Bizarrement, il s'est réveillé très énergique le lendemain matin et nous avons pris le petit-déjeuner ensemble. C'était un moment si merveilleux, puis il m'a demandé de partir parce qu'il voulait se reposer, mais ce petit brin de lucidité était plus que suffisant. Il m'a été difficile de partir en sachant que c'était la dernière fois que je verrais, mais j'ai pris mon courage à deux mains, j'ai dit un dernier au revoir et je suis parti.
Quelques jours plus tard, je me suis réveillé dans un rêve merveilleux où mon père et notre famille étaient réunis à l'extérieur du centre de soins. Je ne me souviens pas exactement de ce qui s'est passé, mais je me rappelle la joie que nous avons tous ressentie, mon père, mon frère, ma sœur et moi, ensemble, profitant du soleil.

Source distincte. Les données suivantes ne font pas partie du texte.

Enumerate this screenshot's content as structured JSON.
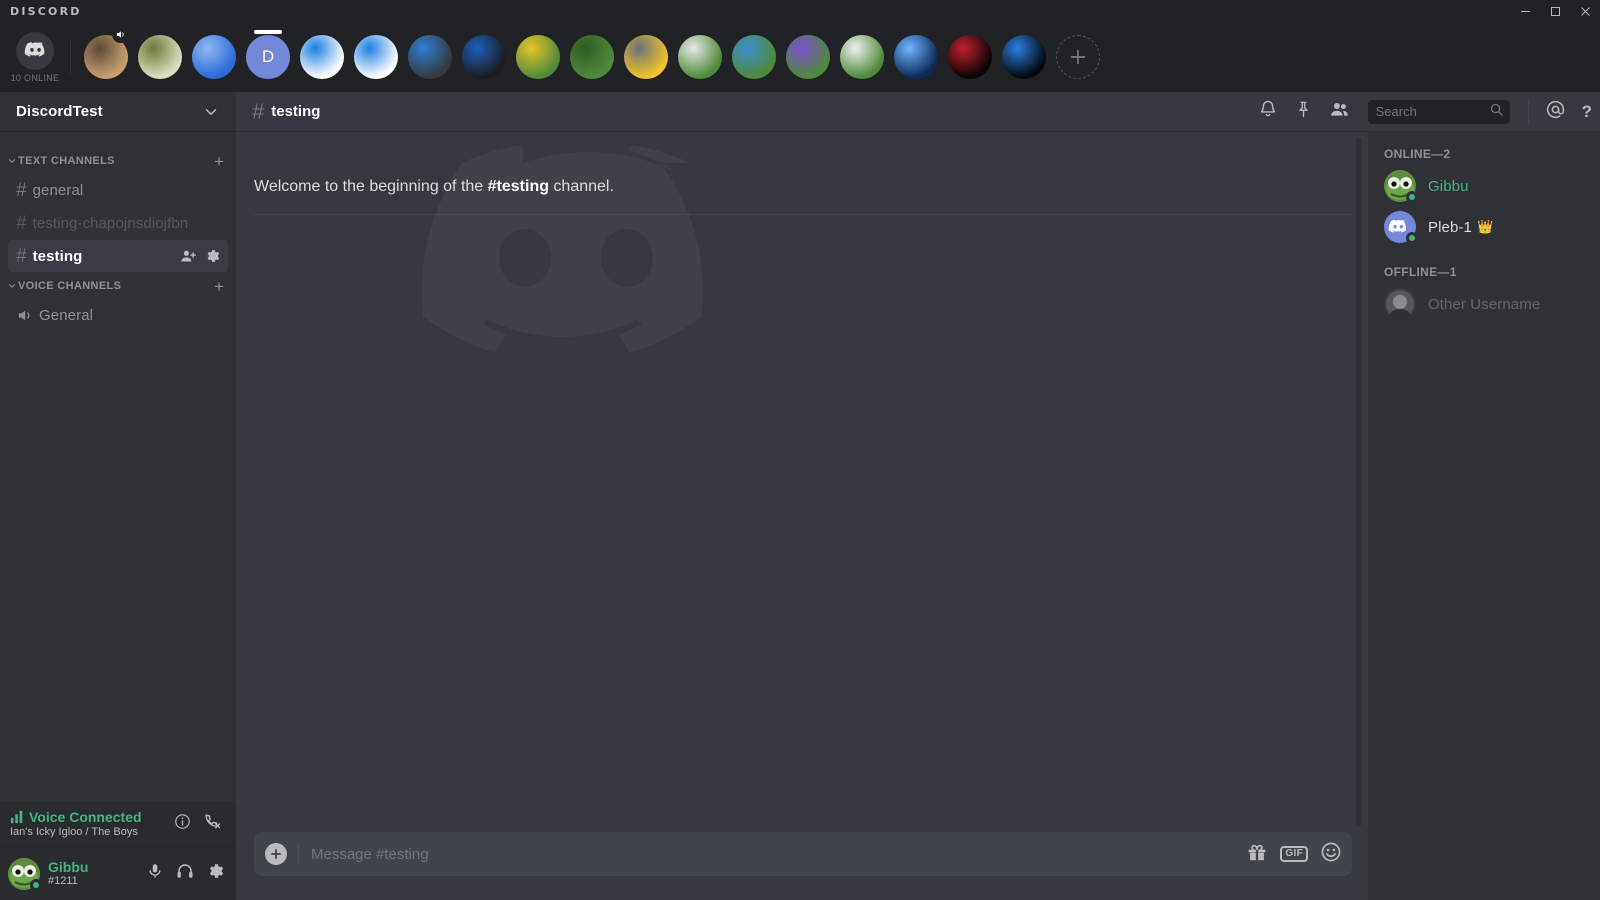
{
  "window": {
    "brand": "DISCORD",
    "controls": [
      {
        "name": "minimize",
        "glyph": "—"
      },
      {
        "name": "maximize",
        "glyph": "□"
      },
      {
        "name": "close",
        "glyph": "✕"
      }
    ]
  },
  "server_bar": {
    "home_icon": "discord-logo-icon",
    "online_count": "10 ONLINE",
    "add_server_label": "+",
    "guilds": [
      {
        "name": "dog-server",
        "letter": "",
        "color1": "#c8a070",
        "color2": "#5b4a36",
        "selected": false,
        "voice_badge": true
      },
      {
        "name": "cross-server",
        "letter": "",
        "color1": "#d8dfc0",
        "color2": "#6d7a3a",
        "selected": false,
        "voice_badge": false
      },
      {
        "name": "anime-server",
        "letter": "",
        "color1": "#2b6bd8",
        "color2": "#8fb8f0",
        "selected": false,
        "voice_badge": false
      },
      {
        "name": "discordtest-server",
        "letter": "D",
        "color1": "#7289da",
        "color2": "#7289da",
        "selected": true,
        "voice_badge": false
      },
      {
        "name": "b-white-server",
        "letter": "",
        "color1": "#ffffff",
        "color2": "#1f7fe0",
        "selected": false,
        "voice_badge": false
      },
      {
        "name": "b2-white-server",
        "letter": "",
        "color1": "#ffffff",
        "color2": "#1f7fe0",
        "selected": false,
        "voice_badge": false
      },
      {
        "name": "b-dark-server",
        "letter": "",
        "color1": "#36393f",
        "color2": "#2b7fd4",
        "selected": false,
        "voice_badge": false
      },
      {
        "name": "d-dark-server",
        "letter": "",
        "color1": "#1b1c20",
        "color2": "#1f5fc0",
        "selected": false,
        "voice_badge": false
      },
      {
        "name": "pepe-king-server",
        "letter": "",
        "color1": "#4f8a3a",
        "color2": "#e8c42a",
        "selected": false,
        "voice_badge": false
      },
      {
        "name": "pepe-a-server",
        "letter": "",
        "color1": "#4f8a3a",
        "color2": "#2f5a22",
        "selected": false,
        "voice_badge": false
      },
      {
        "name": "emoji-hat-server",
        "letter": "",
        "color1": "#f2c32b",
        "color2": "#6b7178",
        "selected": false,
        "voice_badge": false
      },
      {
        "name": "pepe-abc-server",
        "letter": "",
        "color1": "#4f8a3a",
        "color2": "#e8e8e8",
        "selected": false,
        "voice_badge": false
      },
      {
        "name": "pepe-book-server",
        "letter": "",
        "color1": "#4f8a3a",
        "color2": "#3d8fd0",
        "selected": false,
        "voice_badge": false
      },
      {
        "name": "pepe-phone-server",
        "letter": "",
        "color1": "#4f8a3a",
        "color2": "#7a4fd0",
        "selected": false,
        "voice_badge": false
      },
      {
        "name": "pepe-coffee-server",
        "letter": "",
        "color1": "#4f8a3a",
        "color2": "#efefef",
        "selected": false,
        "voice_badge": false
      },
      {
        "name": "breach-server",
        "letter": "",
        "color1": "#0b2a5a",
        "color2": "#6fb4ff",
        "selected": false,
        "voice_badge": false
      },
      {
        "name": "red-eye-server",
        "letter": "",
        "color1": "#0a0406",
        "color2": "#c0202a",
        "selected": false,
        "voice_badge": false
      },
      {
        "name": "esa-blue-server",
        "letter": "",
        "color1": "#040810",
        "color2": "#2a7fe0",
        "selected": false,
        "voice_badge": false
      }
    ]
  },
  "sidebar": {
    "guild_name": "DiscordTest",
    "categories": [
      {
        "name": "TEXT CHANNELS",
        "type": "text",
        "channels": [
          {
            "name": "general",
            "state": "read",
            "active": false
          },
          {
            "name": "testing-chapojnsdiojfbn",
            "state": "muted",
            "active": false
          },
          {
            "name": "testing",
            "state": "active",
            "active": true
          }
        ]
      },
      {
        "name": "VOICE CHANNELS",
        "type": "voice",
        "channels": [
          {
            "name": "General",
            "state": "read",
            "active": false
          }
        ]
      }
    ],
    "voice_panel": {
      "status": "Voice Connected",
      "location": "Ian's Icky Igloo / The Boys",
      "status_color": "#43b581"
    },
    "user_panel": {
      "username": "Gibbu",
      "tag": "#1211",
      "status_color": "#43b581"
    }
  },
  "channel_header": {
    "hash": "#",
    "name": "testing",
    "search_placeholder": "Search"
  },
  "main": {
    "welcome_prefix": "Welcome to the beginning of the ",
    "welcome_channel": "#testing",
    "welcome_suffix": " channel."
  },
  "composer": {
    "placeholder": "Message #testing",
    "gif_label": "GIF"
  },
  "members": {
    "groups": [
      {
        "label": "ONLINE—2",
        "members": [
          {
            "name": "Gibbu",
            "color": "#43b581",
            "status": "online",
            "status_color": "#43b581",
            "badge": "",
            "avatar_kind": "pepe"
          },
          {
            "name": "Pleb-1",
            "color": "#dcddde",
            "status": "online",
            "status_color": "#43b581",
            "badge": "👑",
            "avatar_kind": "discord"
          }
        ]
      },
      {
        "label": "OFFLINE—1",
        "members": [
          {
            "name": "Other Username",
            "color": "#8e9297",
            "status": "offline",
            "status_color": "#747f8d",
            "badge": "",
            "avatar_kind": "gray"
          }
        ]
      }
    ]
  },
  "colors": {
    "accent": "#7289da",
    "online": "#43b581",
    "bg_dark": "#202225",
    "bg_sidebar": "#2f3136",
    "bg_main": "#36393f"
  }
}
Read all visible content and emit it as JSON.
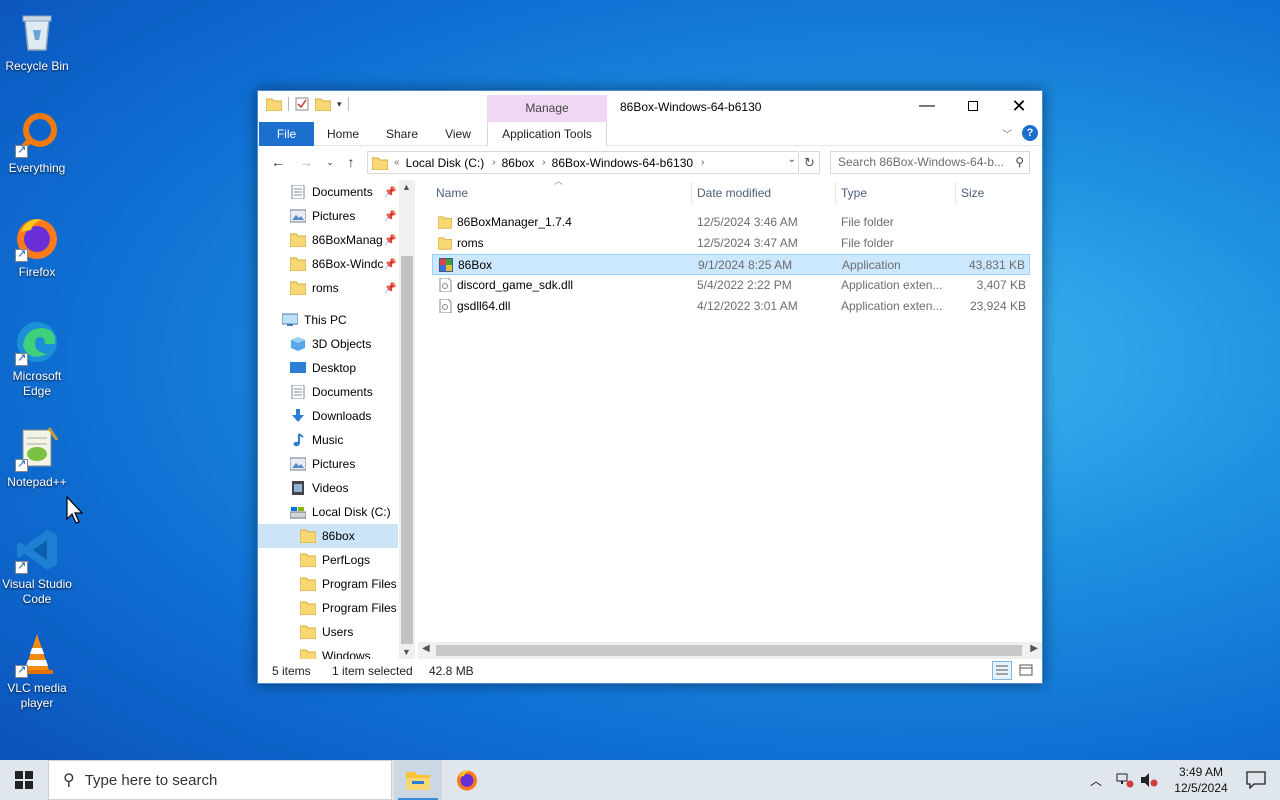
{
  "desktop": {
    "icons": [
      {
        "label": "Recycle Bin"
      },
      {
        "label": "Everything"
      },
      {
        "label": "Firefox"
      },
      {
        "label": "Microsoft Edge"
      },
      {
        "label": "Notepad++"
      },
      {
        "label": "Visual Studio Code"
      },
      {
        "label": "VLC media player"
      }
    ]
  },
  "window": {
    "title": "86Box-Windows-64-b6130",
    "context_tab": "Manage",
    "ribbon_tabs": [
      "File",
      "Home",
      "Share",
      "View",
      "Application Tools"
    ],
    "help_label": "?",
    "address": {
      "overflow": "«",
      "crumbs": [
        "Local Disk (C:)",
        "86box",
        "86Box-Windows-64-b6130"
      ]
    },
    "search_placeholder": "Search 86Box-Windows-64-b...",
    "navpane": {
      "quick_access": [
        {
          "label": "Documents",
          "icon": "documents-icon",
          "pinned": true
        },
        {
          "label": "Pictures",
          "icon": "pictures-icon",
          "pinned": true
        },
        {
          "label": "86BoxManag",
          "icon": "folder-icon",
          "pinned": true
        },
        {
          "label": "86Box-Windc",
          "icon": "folder-icon",
          "pinned": true
        },
        {
          "label": "roms",
          "icon": "folder-icon",
          "pinned": true
        }
      ],
      "this_pc": "This PC",
      "this_pc_items": [
        {
          "label": "3D Objects",
          "icon": "3d-objects-icon"
        },
        {
          "label": "Desktop",
          "icon": "desktop-icon"
        },
        {
          "label": "Documents",
          "icon": "documents-icon"
        },
        {
          "label": "Downloads",
          "icon": "downloads-icon"
        },
        {
          "label": "Music",
          "icon": "music-icon"
        },
        {
          "label": "Pictures",
          "icon": "pictures-icon"
        },
        {
          "label": "Videos",
          "icon": "videos-icon"
        },
        {
          "label": "Local Disk (C:)",
          "icon": "drive-icon"
        }
      ],
      "drive_items": [
        {
          "label": "86box",
          "selected": true
        },
        {
          "label": "PerfLogs"
        },
        {
          "label": "Program Files"
        },
        {
          "label": "Program Files ("
        },
        {
          "label": "Users"
        },
        {
          "label": "Windows"
        }
      ]
    },
    "columns": [
      "Name",
      "Date modified",
      "Type",
      "Size"
    ],
    "files": [
      {
        "name": "86BoxManager_1.7.4",
        "date": "12/5/2024 3:46 AM",
        "type": "File folder",
        "size": "",
        "icon": "folder-icon"
      },
      {
        "name": "roms",
        "date": "12/5/2024 3:47 AM",
        "type": "File folder",
        "size": "",
        "icon": "folder-icon"
      },
      {
        "name": "86Box",
        "date": "9/1/2024 8:25 AM",
        "type": "Application",
        "size": "43,831 KB",
        "icon": "app-86box-icon",
        "selected": true
      },
      {
        "name": "discord_game_sdk.dll",
        "date": "5/4/2022 2:22 PM",
        "type": "Application exten...",
        "size": "3,407 KB",
        "icon": "dll-icon"
      },
      {
        "name": "gsdll64.dll",
        "date": "4/12/2022 3:01 AM",
        "type": "Application exten...",
        "size": "23,924 KB",
        "icon": "dll-icon"
      }
    ],
    "status": {
      "items": "5 items",
      "selected": "1 item selected",
      "size": "42.8 MB"
    }
  },
  "taskbar": {
    "search_placeholder": "Type here to search",
    "time": "3:49 AM",
    "date": "12/5/2024"
  },
  "colors": {
    "accent": "#1a6fcf",
    "selection": "#cce8ff",
    "manage_tab": "#f0d8f5"
  }
}
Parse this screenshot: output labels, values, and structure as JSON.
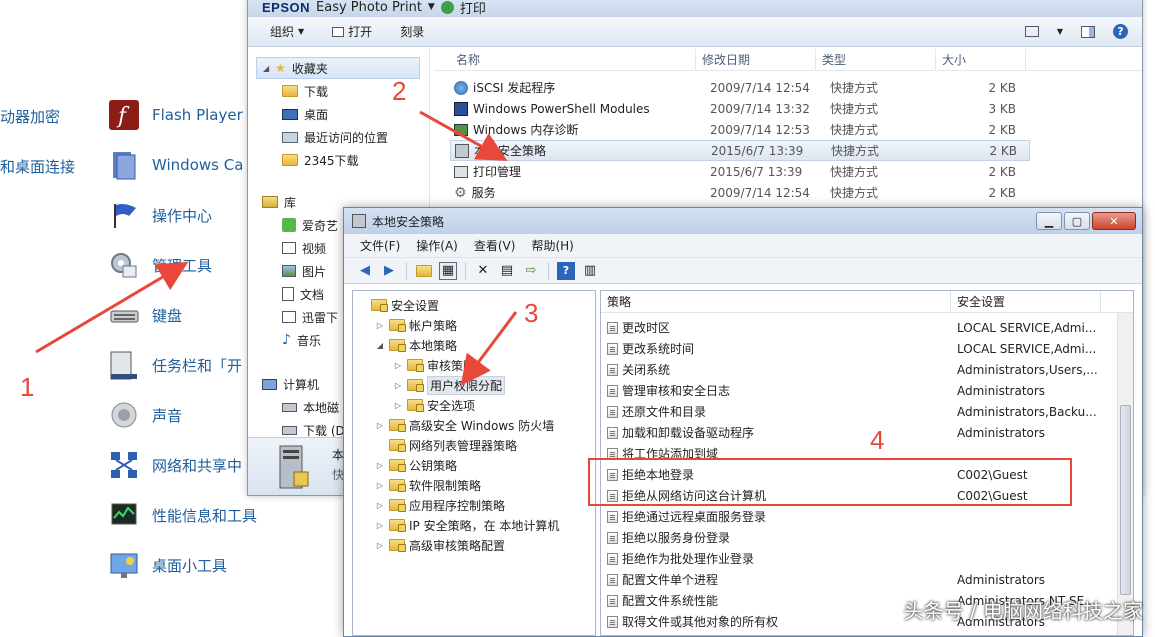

Le matin même, nous avons reçu un appel téléphonique nous annonçant le décès de mon père. J'ai l'impression que mon rêve était prémonitoire à son décès et ça m'a rempli d'une sorte de paix intérieure.
J'étais soulagé que ses souffrances soient enfin terminées, mais j'étais encore très triste de le perdre, de ne plus jamais pouvoir lui parler.
Plus tard dans la journée, nous sommes allés le voir une dernière fois avec quelques membres de la famille et c'était très étrange. Nous étions tous tristes, mais un peu joyeux en même temps, et les gens racontaient des blagues pour essayer d'atténuer la douleur, je suppose. C'était un moment étrange, mais je suis heureux que nous l'ayons vécu en famille.
La rapidité avec laquelle tout s'est passé m'a frappé d'un fouet. Lorsque mon père était lucide, nous avons discuté et il a avoué qu'il ne comprenait pas à quel point les choses allaient vite. Entre les quelques moments de conscience qu'il a eus et toutes les complications qui sont survenues, tout s'est passé si vite, bien trop vite pour que lui ou moi puissions le comprendre.
J'avais aussi beaucoup de regrets, et je sentais qu'une partie de sa mort était de ma faute. Principalement parce que je l'avais incité à arrêter de travailler quand la Covid a frappé. Je me disais que peut-être quelqu'un aurait pu lui dire d'aller à l'hôpital plus tôt s'il n'avait pas été confiné à la maison. Mais bon, on ne sait jamais, et même si ça l'avait aidé, ça ne l'aurait peut-être pas sauvé de toute façon.
J'ai tourné la page, mais c'était difficile à accepter. J'ai trouvé un peu de réconfort dans la foi, en lisant la Bible et en m'informant sur les différentes religions. J'avais l'impression d'avoir un lien avec Dieu à travers toute cette expérience, et cela m'a aidé à m'en sortir.
Au moment où j'écris ces lignes, cela fait un an que mon père est décédé, et il semble que tout soit revenu à la normale. Notre famille est maintenant plus unie et je constate que nous avons beaucoup plus
Il me manque vraiment, mais qu'il repose en paix.